Because the subject is so tragic and because it can scare or anger people, this is not an essay I ever wanted to write; it is one I would have wanted to read along the way. But the words on these pages are meant only for those who are ready for them. I offer no hope or solutions for our continuation, only companionship and empathy to you, the reader, who either knows or suspects that there is no hope or solutions to be found. What we now need to find is courage. What we now need to embrace is love.

Dark Knowledge

Over the past decade, I have been studying climate chaos by reading scientific papers and listening to climate lectures accessible to a layperson. There is no good news to be found there. We have burned so much carbon into the atmosphere that the CO2 levels are higher than they have been for the past 3 million years . In the last decade, our carbon emission levels are the highest in history, and we have not yet experienced their full impact. If we were to stop emitting carbon dioxide tomorrow, we are still on track for much higher heat for decades . And we are certainly not stopping our emissions by tomorrow. This blanket of carbon in the atmosphere has triggered, and will trigger, further runaway warming systems that are not under our control.

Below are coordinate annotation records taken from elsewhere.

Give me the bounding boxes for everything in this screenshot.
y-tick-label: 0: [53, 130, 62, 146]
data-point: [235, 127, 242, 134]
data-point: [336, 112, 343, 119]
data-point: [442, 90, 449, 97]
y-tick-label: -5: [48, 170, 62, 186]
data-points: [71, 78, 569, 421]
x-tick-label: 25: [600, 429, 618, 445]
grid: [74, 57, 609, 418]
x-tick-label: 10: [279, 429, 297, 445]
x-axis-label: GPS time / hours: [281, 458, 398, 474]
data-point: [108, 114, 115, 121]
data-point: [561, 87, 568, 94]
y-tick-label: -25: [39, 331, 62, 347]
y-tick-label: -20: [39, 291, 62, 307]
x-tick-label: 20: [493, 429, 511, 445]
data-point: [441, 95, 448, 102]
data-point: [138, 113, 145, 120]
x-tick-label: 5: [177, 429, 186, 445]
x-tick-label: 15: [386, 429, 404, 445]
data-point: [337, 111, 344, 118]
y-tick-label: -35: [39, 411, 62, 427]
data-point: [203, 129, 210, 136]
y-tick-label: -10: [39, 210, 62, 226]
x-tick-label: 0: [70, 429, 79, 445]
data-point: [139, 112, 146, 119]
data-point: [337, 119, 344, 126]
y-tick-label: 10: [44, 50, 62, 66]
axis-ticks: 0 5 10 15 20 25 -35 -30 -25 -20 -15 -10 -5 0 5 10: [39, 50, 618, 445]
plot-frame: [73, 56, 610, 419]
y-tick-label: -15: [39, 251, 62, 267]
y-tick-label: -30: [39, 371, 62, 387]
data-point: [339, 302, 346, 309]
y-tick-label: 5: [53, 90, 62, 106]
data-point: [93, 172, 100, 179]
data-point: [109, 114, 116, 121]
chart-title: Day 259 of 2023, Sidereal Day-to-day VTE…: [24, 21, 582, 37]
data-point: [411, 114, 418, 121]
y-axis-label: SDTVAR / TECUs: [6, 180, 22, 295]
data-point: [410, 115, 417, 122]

Each day, the extra heat that is trapped near our planet is equivalent to 400,000 Hiroshima bombs. There are no known technologies that can be deployed at world scale to reverse the warming, and many climate scientists feel that the window for doing so is already closed, that we have passed the tipping point and the heat is on runaway no matter what we do.

We are now in the midst of the sixth mass extinction with about 150 plant and animal species going extinct per day. Despite the phrase the sixth extinction making its way into mainstream awareness via the publication of Elizabeth Kolberts Pulitzer Prize-winning book of that title, most people still dont realize that we humans are also on the list.